There is a lot we still don't know about COVID-19, but by observing how it expresses in the human body, we can understand its basic elemental make-up. By tending to our own biology, we can maintain an internal environment that is inhospitable to these elements.
We know that COVID-19 is:
1. Damp- In most cases, it causes profuse production of phlegm. In Chinese medicine, this is classified as dampness.
2. Stagnant- The phlegm does not move easily- it is thick and sticky. This means more toxicity as the body is increasingly unable to rid itself of the build-up.
3. Cold- This is up for debate. Most cold and flu pathogens elicit both hot and cold symptoms in the body, such as fever and chills. However, it is widely accepted in Chinese medicine that fire/heat is one of the primary tools used by the immune system to fight illness. Thereby, methods that gently support fire functions in the body are considered protective for the immune system. Also, in our bioregion we are in a cold, damp time of year, so addressing cold and damp in our own bodies is an appropriate action at this time of year.
What does Chinese medicine suggest for preventing damp, stagnant, cold pathogens from causing illness?
- Reduce intake of damp-forming foods
- Dairy, especially pasteurized dairy, is damp. If dairy is a particularly nourishing food for you, goat and sheep dairy are healthier options, or high quality raw milk.
- Sugar is cold and damp. We also know from modern research that it suppresses the immune system.
- Foods cold in temperature create constriction in the GI tract and lead to stagnation and dampness.
- Raw foods are harder for your digestion to break down, meaning less absorption and a higher likelihood of undigested byproducts. The exceptions to this are:
- Fruit- Ayurveda says that fruit has been cooked by the sun.
- Seasonal spring greens (see below)
- Eat warming, light foods
- Some good culinary spices to use are rosemary, cinnamon, cardamom, cumin, coriander, ginger, dried shallot.

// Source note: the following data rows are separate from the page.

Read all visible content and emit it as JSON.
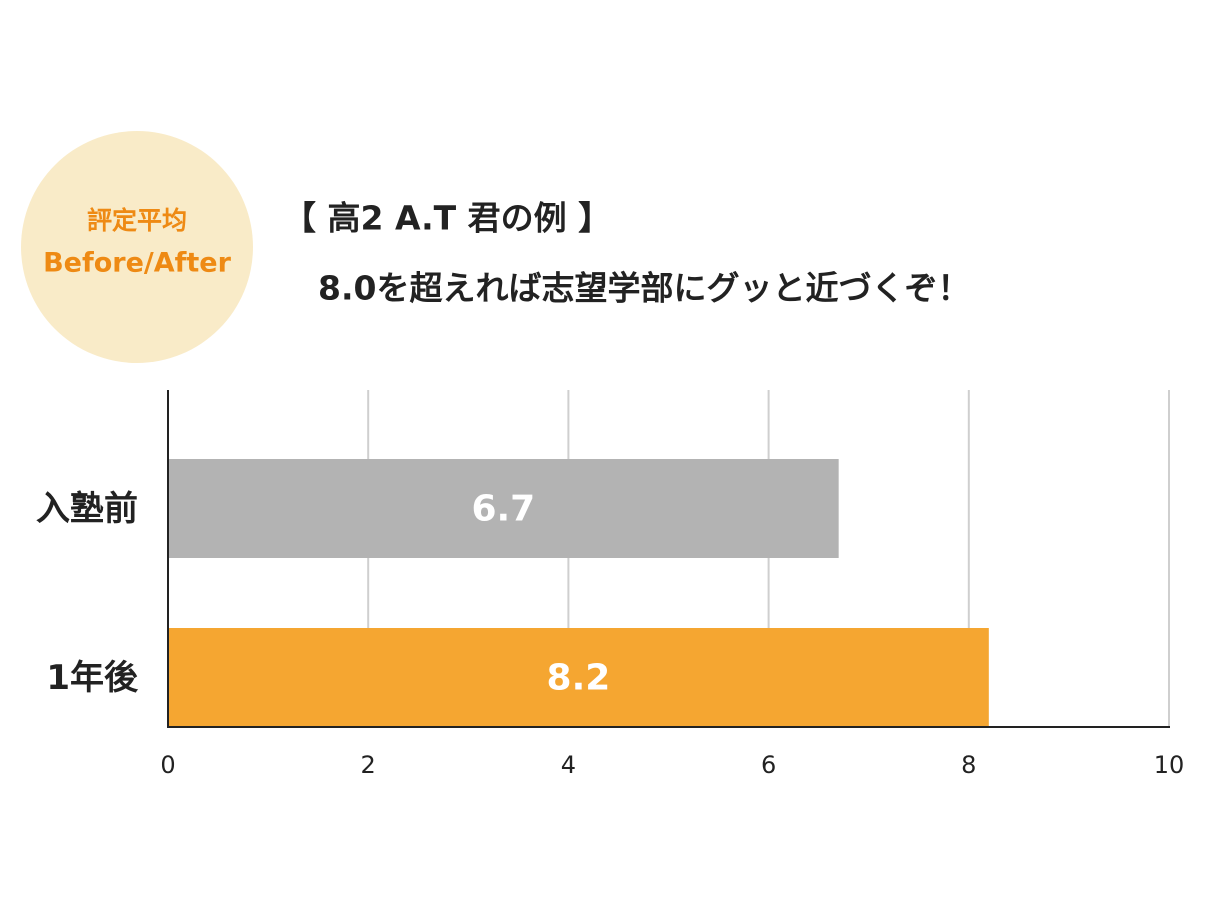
{
  "chart_data": {
    "type": "bar",
    "annotations": [
      "評定平均",
      "Before/After"
    ],
    "title": "【 高2  A.T 君の例 】",
    "subtitle": "8.0を超えれば志望学部にグッと近づくぞ！",
    "categories": [
      "入塾前",
      "1年後"
    ],
    "values": [
      6.7,
      8.2
    ],
    "colors": [
      "#b3b3b3",
      "#f5a631"
    ],
    "xlim": [
      0,
      10
    ],
    "xticks": [
      0,
      2,
      4,
      6,
      8,
      10
    ],
    "grid": true
  }
}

- Pungent warming foods like garlic, horseradish, radish, daikon, onion, and cabbage can be taken regularly, in moderate amounts.
- Foods warm in temperature, like soups, stews, dals, cereals, and other one-pot meals, are "pre-digested," making them easier to assimilate. Think of the cooking pot as an external stomach that uses the application of heat and water, just like our stomachs do, to break foods down.

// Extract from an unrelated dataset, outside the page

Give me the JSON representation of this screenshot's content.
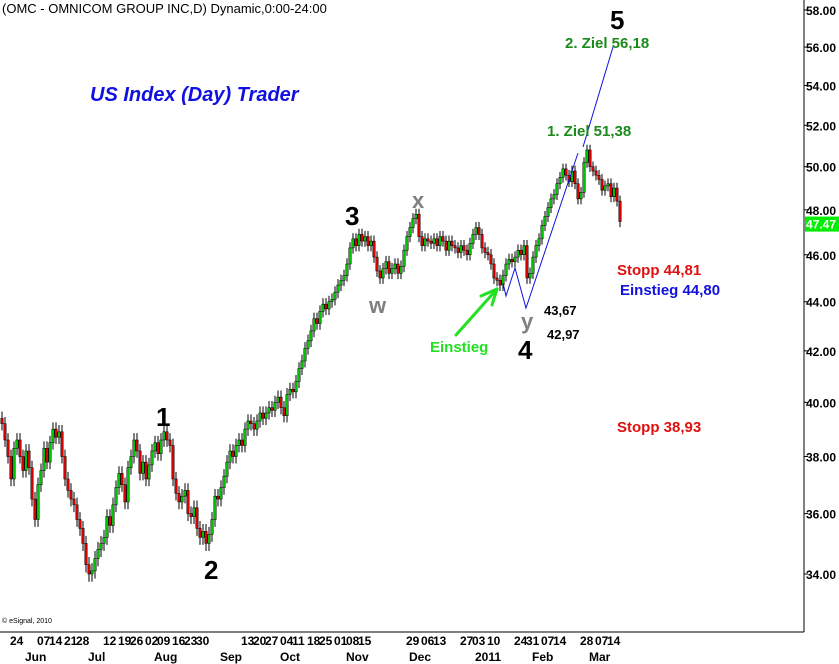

- This time of year there are excellent seasonal greens that have warming, enlivening qualities and are therefore fine to eat raw, like arugula and mizuna. Mustard greens, leeks, and green onions are also wonderful seasonal foods that are warming, light, and help awaken digestion from a winter of eating heavier, starchier foods.
- Stay active
- Gentle exercise helps circulation and brings the core temperature up. A good rule of thumb is to break a sweat at least once daily, but avoid excessive sweating. Our bodies work hard to create our fluids, and losing too much sweat is a waste of that energy.
- Walking, qigong, yoga, dance, and light weight training are healthy forms of moderate exercise.
- Don’t bottle in emotions. Express yourself!
- Get creative - sing, dance, make art. Suppressing our natural expressions causes stagnation in our channels that can become chronic over time.
- We're all having lots of feels lately as we navigate the intensity of our circumstance. Give yourself an outlet to express these emotions- crying, screaming, vigorous movement.
- If you have a spiritual or faith-based practice, now's the time to lean into it. It's easy to feel overwhelmed, confused, and hopeless. If you have practices, texts, or teachers that help you connect to your wholeness and rightness, use them. Listen to your heart and to your wisdom.